Sandra Yin

November 07, 2011

November 7, 2011 (National Harbor/Washington, DC) — Intensive training can boost endoscopists' adenoma detection rates, even experienced endoscopists, according to findings from a study presented here at the American College of Gastroenterology (ACG) 2011 Annual Scientific Meeting and Postgraduate Course.

The pilot study found that special training boosted the adenoma detection rate for a randomly selected group of endoscopists.

The adenoma detection rate, or the percentage of patients with at least 1 adenoma among all the patients having colonoscopy, rose to 47% from 36% for the group of endoscopists that got special training, said lead author Susan Coe, MD, a third-year gastroenterology fellow at the Mayo Clinic in Jacksonville, Florida. The adenoma detection rate for the group that did not get special training remained unchanged, at 35%.

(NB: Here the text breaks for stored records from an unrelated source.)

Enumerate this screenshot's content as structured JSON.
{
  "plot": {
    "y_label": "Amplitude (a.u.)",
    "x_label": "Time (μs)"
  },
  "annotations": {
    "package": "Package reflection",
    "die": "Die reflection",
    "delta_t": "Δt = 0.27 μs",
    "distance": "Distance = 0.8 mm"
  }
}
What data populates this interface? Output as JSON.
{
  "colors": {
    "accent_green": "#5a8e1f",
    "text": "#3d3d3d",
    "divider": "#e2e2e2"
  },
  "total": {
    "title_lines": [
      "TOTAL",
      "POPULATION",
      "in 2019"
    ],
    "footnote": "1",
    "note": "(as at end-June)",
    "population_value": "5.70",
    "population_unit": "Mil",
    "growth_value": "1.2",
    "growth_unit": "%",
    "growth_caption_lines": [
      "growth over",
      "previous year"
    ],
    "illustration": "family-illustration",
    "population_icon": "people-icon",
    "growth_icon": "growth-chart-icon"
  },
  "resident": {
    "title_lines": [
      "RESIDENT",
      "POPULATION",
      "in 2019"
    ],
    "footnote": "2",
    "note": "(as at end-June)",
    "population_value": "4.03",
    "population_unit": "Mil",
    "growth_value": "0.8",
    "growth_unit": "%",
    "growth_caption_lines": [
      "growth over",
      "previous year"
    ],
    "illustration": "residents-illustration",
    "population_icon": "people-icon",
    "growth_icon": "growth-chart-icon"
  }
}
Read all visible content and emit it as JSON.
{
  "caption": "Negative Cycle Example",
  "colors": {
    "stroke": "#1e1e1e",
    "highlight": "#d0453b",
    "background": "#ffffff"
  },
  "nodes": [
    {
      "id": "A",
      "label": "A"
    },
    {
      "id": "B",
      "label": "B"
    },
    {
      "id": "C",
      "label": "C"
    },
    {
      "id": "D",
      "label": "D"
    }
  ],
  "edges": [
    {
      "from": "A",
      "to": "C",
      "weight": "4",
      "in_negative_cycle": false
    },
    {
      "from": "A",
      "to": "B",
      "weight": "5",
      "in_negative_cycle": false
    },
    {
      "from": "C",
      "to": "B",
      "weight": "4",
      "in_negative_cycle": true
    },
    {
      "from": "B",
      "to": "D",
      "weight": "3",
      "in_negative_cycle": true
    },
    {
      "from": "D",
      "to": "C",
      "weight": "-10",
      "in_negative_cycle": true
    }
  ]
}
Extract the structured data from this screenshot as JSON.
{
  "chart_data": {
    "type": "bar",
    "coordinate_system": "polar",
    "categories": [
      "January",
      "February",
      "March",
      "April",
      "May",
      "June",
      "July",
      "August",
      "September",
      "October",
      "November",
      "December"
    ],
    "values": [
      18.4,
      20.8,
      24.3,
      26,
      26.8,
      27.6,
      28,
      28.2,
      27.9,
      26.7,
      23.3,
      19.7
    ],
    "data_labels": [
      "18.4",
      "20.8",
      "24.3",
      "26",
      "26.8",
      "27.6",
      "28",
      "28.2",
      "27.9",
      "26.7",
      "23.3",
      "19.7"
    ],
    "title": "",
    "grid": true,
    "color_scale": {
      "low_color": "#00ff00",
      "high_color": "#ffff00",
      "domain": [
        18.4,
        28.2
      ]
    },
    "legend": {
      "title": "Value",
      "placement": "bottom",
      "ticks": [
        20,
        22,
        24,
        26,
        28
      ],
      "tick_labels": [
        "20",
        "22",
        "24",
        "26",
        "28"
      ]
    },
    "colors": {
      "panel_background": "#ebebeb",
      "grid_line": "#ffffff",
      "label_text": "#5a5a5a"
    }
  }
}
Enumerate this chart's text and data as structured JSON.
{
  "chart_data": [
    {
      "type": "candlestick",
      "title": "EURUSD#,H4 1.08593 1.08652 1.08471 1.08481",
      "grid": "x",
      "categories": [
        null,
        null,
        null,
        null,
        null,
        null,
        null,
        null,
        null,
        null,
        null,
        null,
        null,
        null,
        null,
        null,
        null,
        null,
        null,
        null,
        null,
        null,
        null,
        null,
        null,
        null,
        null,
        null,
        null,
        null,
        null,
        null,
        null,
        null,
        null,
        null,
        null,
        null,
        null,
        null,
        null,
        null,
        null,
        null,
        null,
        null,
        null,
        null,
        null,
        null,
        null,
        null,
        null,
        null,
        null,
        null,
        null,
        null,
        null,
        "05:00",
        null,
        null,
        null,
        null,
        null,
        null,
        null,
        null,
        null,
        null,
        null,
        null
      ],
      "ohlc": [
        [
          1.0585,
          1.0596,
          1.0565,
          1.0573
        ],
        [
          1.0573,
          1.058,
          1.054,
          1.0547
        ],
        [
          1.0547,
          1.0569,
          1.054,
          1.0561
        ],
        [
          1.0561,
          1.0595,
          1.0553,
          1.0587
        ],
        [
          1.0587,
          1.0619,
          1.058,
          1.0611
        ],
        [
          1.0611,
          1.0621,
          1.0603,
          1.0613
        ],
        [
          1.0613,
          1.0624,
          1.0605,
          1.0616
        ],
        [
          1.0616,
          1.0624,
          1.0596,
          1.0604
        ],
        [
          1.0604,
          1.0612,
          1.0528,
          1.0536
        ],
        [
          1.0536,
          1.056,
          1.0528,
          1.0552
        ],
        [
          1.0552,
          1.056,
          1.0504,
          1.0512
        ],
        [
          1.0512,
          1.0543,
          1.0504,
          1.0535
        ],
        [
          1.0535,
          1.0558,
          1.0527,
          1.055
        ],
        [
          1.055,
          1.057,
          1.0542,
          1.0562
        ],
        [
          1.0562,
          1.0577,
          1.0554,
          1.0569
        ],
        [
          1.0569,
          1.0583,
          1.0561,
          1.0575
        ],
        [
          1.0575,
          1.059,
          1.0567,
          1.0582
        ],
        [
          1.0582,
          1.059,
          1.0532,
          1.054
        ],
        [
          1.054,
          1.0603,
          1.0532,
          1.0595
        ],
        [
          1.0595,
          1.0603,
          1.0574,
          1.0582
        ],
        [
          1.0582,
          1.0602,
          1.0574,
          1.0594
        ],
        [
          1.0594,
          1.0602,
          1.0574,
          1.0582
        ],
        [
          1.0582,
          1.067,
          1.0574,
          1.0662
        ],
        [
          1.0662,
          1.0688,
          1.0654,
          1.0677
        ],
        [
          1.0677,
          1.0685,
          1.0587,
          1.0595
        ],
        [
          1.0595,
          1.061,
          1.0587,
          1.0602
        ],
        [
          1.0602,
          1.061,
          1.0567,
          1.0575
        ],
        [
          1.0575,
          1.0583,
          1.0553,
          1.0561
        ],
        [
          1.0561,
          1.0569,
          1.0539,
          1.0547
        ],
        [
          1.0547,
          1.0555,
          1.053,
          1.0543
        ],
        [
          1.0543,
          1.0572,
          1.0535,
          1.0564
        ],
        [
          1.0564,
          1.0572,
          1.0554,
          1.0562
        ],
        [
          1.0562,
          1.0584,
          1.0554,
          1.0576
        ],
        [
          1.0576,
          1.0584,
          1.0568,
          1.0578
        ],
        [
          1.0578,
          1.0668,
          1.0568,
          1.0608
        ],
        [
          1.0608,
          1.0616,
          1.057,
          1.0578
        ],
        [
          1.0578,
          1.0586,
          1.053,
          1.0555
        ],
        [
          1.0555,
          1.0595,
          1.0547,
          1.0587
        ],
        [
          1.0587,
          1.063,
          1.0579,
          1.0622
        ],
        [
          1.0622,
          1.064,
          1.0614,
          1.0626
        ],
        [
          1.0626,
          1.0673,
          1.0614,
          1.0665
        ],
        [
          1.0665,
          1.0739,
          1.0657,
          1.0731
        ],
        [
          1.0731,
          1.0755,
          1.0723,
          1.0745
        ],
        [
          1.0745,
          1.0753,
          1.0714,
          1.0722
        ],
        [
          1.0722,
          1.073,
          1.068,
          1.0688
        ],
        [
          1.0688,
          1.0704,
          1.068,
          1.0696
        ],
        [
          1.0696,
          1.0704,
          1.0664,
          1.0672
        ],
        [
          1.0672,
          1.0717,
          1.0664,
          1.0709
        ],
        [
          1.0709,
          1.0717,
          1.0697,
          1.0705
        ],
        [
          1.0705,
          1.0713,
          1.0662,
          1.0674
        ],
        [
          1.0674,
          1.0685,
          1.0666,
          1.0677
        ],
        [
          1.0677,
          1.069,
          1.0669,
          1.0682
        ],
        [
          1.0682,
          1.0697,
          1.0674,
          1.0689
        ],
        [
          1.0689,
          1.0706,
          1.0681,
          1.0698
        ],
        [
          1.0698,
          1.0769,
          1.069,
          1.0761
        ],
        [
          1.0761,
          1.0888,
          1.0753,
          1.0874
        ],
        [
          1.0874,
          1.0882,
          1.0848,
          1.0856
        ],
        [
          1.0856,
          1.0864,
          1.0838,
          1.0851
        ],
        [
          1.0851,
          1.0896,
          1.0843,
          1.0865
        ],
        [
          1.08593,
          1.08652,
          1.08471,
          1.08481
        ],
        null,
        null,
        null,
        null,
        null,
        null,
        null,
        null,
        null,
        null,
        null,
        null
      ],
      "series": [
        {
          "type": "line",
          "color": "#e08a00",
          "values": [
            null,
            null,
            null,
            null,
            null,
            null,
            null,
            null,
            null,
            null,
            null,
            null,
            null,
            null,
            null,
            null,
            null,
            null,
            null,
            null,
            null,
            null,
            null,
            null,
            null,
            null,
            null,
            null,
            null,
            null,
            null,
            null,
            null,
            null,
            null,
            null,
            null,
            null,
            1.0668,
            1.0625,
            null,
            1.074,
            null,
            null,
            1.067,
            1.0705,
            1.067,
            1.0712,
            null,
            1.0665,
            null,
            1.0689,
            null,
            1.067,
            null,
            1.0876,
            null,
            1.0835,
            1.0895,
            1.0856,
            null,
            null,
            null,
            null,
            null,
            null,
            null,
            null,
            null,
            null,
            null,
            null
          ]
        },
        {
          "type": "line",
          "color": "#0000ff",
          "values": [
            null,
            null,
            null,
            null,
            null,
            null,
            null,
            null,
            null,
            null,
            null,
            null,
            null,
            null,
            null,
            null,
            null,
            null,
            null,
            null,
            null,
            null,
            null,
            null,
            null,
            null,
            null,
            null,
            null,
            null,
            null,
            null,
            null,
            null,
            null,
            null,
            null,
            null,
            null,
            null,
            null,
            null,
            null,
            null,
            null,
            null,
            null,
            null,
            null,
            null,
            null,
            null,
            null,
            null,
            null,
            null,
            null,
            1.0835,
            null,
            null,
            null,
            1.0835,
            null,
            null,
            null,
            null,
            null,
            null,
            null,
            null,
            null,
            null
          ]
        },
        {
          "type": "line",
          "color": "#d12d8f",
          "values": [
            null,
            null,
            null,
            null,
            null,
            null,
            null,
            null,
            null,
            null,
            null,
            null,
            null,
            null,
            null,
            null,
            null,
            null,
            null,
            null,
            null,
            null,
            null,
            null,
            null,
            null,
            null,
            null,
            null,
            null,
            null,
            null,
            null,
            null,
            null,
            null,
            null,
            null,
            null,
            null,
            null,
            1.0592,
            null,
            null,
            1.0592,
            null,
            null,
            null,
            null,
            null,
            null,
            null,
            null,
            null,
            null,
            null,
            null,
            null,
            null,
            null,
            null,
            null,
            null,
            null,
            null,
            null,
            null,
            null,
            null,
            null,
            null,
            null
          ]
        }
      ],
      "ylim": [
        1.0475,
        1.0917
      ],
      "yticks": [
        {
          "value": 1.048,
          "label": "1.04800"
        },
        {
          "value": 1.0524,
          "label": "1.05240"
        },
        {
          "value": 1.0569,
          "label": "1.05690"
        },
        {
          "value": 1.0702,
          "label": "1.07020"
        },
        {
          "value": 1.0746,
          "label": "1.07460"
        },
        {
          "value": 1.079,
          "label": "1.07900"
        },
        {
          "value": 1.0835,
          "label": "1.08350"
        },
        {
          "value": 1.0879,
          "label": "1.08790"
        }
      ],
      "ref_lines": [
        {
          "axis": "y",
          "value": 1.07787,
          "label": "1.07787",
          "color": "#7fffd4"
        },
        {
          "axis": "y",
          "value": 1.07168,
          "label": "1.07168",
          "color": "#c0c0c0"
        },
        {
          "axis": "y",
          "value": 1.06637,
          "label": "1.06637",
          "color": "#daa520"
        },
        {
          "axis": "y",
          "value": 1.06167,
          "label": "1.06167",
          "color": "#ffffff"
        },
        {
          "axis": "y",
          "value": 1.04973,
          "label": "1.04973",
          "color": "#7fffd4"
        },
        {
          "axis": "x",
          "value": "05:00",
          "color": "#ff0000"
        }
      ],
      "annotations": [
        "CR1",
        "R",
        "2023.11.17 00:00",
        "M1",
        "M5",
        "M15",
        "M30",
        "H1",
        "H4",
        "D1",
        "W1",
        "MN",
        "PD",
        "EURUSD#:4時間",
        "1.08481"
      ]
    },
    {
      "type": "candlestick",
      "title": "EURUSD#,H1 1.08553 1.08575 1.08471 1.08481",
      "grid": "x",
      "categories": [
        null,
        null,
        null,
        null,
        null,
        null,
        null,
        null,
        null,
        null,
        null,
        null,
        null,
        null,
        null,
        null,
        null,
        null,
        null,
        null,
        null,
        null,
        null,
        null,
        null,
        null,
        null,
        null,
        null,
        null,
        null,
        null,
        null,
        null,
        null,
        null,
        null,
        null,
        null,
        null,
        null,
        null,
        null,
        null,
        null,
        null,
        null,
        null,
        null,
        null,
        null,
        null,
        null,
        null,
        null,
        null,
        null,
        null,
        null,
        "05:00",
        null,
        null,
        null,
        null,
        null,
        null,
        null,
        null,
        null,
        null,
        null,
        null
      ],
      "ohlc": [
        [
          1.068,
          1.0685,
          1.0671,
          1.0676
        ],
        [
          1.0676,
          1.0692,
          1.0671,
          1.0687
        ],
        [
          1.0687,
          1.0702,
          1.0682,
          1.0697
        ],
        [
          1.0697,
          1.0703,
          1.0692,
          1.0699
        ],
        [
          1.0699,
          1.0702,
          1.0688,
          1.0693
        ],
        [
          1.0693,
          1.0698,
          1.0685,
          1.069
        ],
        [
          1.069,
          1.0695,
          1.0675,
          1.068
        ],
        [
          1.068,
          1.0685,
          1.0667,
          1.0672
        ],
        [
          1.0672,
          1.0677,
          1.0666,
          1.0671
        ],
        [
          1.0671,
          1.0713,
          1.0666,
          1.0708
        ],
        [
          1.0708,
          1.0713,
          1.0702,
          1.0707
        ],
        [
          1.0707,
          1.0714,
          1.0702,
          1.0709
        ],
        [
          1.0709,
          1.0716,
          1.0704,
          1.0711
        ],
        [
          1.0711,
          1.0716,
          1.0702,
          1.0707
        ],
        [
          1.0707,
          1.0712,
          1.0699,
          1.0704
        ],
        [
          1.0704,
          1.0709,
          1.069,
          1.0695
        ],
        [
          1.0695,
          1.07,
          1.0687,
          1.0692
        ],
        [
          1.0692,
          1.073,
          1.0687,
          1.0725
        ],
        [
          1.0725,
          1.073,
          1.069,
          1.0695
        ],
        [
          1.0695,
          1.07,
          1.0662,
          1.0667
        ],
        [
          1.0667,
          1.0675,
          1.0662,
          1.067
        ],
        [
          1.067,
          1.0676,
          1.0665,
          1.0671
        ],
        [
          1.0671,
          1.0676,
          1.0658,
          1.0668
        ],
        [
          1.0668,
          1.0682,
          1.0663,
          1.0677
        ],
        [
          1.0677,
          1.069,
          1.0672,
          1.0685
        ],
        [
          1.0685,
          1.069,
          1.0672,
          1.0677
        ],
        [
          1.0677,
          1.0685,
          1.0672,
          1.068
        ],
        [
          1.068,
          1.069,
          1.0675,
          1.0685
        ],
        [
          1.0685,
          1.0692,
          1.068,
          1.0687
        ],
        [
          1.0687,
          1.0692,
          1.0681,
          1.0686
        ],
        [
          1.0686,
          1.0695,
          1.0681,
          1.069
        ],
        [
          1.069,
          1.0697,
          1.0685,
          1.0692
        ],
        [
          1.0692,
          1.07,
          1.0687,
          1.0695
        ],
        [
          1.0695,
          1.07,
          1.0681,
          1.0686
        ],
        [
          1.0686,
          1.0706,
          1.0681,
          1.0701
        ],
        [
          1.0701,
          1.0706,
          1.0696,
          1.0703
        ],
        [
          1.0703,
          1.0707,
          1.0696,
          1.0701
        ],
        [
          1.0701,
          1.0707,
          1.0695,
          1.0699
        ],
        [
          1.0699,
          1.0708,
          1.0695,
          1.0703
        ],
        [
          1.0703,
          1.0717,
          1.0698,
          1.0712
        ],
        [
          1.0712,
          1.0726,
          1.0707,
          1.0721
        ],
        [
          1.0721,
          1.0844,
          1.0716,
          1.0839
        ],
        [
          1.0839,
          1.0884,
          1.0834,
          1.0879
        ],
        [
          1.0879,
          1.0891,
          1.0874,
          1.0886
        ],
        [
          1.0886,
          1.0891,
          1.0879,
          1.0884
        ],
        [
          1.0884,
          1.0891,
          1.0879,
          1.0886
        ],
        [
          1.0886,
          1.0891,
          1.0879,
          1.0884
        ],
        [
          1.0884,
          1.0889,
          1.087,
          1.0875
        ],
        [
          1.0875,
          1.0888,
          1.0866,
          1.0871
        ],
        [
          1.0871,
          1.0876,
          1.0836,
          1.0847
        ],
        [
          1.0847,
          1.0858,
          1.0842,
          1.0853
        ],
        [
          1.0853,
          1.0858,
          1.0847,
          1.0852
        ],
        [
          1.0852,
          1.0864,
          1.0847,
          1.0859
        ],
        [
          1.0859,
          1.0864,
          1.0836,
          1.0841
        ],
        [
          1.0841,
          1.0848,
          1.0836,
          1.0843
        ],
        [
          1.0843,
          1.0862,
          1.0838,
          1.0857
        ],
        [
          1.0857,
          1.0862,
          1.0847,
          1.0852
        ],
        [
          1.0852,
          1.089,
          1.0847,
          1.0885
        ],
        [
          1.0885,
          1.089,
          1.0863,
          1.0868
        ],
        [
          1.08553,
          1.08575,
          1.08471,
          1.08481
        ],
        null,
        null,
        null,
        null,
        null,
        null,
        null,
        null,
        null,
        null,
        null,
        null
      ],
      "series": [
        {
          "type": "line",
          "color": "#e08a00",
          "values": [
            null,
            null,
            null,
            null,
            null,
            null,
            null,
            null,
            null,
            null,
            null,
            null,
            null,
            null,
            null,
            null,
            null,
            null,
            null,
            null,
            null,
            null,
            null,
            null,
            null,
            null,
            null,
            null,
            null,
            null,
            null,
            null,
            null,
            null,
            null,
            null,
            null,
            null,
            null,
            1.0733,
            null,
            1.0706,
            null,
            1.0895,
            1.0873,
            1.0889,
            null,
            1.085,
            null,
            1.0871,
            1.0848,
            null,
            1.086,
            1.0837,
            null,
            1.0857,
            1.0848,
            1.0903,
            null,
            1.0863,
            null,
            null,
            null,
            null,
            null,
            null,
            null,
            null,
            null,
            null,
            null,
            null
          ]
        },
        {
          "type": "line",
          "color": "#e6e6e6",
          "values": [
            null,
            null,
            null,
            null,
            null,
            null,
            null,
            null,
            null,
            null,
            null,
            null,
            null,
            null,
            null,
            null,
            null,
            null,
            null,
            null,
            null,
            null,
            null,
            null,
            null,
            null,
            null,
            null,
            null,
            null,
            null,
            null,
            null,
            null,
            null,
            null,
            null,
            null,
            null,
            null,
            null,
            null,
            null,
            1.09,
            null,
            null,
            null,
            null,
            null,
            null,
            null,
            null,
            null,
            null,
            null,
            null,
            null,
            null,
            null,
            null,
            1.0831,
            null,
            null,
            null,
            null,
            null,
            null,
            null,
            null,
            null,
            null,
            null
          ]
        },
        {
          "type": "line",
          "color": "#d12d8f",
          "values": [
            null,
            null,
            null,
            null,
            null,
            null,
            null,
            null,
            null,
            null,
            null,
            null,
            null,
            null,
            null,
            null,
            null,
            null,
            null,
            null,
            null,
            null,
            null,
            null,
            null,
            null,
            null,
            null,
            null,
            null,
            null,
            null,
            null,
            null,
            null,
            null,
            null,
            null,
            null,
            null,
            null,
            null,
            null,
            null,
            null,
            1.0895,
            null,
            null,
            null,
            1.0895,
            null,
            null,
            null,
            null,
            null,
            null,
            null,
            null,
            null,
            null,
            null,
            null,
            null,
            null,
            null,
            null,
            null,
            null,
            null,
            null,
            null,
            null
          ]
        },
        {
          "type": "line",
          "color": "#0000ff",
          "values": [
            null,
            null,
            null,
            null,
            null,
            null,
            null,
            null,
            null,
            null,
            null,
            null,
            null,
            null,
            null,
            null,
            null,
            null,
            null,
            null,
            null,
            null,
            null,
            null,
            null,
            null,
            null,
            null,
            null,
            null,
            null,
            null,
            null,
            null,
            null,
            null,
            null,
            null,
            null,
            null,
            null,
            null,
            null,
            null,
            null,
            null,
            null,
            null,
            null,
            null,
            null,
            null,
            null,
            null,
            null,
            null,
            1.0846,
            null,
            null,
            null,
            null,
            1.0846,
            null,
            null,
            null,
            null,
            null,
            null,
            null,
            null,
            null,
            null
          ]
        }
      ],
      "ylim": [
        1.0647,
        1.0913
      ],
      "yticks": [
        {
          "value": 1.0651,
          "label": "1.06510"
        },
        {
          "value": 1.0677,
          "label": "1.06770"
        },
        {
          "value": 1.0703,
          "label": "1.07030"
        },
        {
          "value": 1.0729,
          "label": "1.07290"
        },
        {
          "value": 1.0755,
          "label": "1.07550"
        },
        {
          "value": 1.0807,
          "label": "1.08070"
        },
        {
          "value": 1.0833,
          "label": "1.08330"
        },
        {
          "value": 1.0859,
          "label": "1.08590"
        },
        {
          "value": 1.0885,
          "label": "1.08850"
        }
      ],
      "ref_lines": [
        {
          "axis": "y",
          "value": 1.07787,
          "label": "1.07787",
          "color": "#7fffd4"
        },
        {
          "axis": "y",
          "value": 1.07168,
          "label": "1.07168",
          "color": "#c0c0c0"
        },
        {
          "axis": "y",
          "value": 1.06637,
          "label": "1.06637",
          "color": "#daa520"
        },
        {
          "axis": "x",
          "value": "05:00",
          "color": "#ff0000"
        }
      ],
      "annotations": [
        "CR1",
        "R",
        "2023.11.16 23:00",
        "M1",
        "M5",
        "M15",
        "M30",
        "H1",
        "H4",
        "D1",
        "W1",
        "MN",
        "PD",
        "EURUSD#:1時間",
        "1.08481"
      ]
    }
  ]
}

The researchers expected to see improvement, Dr. Coe told Medscape Medical News, but "what surprised me the most was that the short focused training program resulted in such a significant improvement." She added that "this was in a group of endoscopists who were already above the national average."

The adenoma detection rate has become an important measure of quality in colonoscopy. A low rate is linked to interval cancer after "negative" colonoscopy.

The prospective randomized trial involved 2 phases. In each, 15 endoscopists completed 1200 procedures. Patient characteristics were similar between study phases and randomized groups.

Half of the endoscopists were randomly assigned to EQUIP training and half were assigned to the control group (endoscopies conducted as usual). At the end of the baseline phase, all endoscopists received their baseline adenoma detection rates and withdrawal times. The second phase of the study began after training was completed.

The training group underwent 2 group training sessions of 1 hour each. The first session focused on the techniques of high adenoma detectors and the subtle characteristics of easy-to-miss polyps such as flat serrated adenomas. The second session focused on the surface and vascular patterns that predict neoplasia.

Only endoscopists in the training group continued to receive personal monthly feedback on adenoma detection rates, withdrawal time, and group averages. Each endoscopist was asked to describe all polyps by shape, location, size, and predicted pathology.

The control group practiced as usual and did not receive intervention or feedback.

Researchers compared adenoma detection rates between the 8 trained endoscopists and the 7 untrained endoscopists, adjusting for baseline levels and for patient age, sex, adequacy of bowel preparation, and indication.

Previous studies have looked at ways to improve adenoma detection, such as increased withdrawal time, more financial penalties, and discussions with low-performing endoscopists, but they did not focus on educational interventions or techniques, Dr. Coe said.

The EQUIP training focused on proven practices, such as looking carefully behind folds, actively taking the tip of the colonoscope and deflecting the fold, and taking the time to look in each little nook and cranny, Dr. Coe explained. Training also looked at the importance of adequate distention and washing and of recognizing subtle or serrated lesions.

"My recommendation for other physicians, given our findings, is to take advantage of the new tools and techniques that are being developed to continuously retrain ourselves to better serve our patients," Dr. Coe said. "I think there's always room for improvement."

Although this pilot study was based on a relatively small population of 15 endoscopists in an academic setting, Dr. Coe said that she is looking forward to validating method with larger groups of endoscopists in other clinical settings. One question that remains to be answered is whether similar short focused training sessions will work in community settings, where most endoscopies are performed.

"I think this is a hugely important area," Jonathan Leighton, MD, FACG, a gastroenterologist at the Mayo Clinic in Scottsdale, Arizona, and chair of the ACG Educational Affairs Committee, told Medscape Medical News.

What this suggests is that if you do formal training, you can improve adenoma detection rates, he said. "I think the next step is to figure out what you have to do to sustain that improvement," he noted. In most cases, he said, some kind of ongoing feedback will be important to sustain the improvements.

This study was an ACG 2011/Olympus Award recipient.

Dr. Susan Coe has disclosed no relevant financial relationships. Dr. Leighton reports financial relationships with Given Imaging, IntroMedic, Procter and Gamble, Abbott, Bristol-Myers Squibb, Capso Vision, Centocor Ortho Biotech Inc., Exagen, and Schering Plough.

American College of Gastroenterology (ACG) 2011 Annual Scientific Meeting and Postgraduate Course: Abstract 5. Presented October 31, 2011.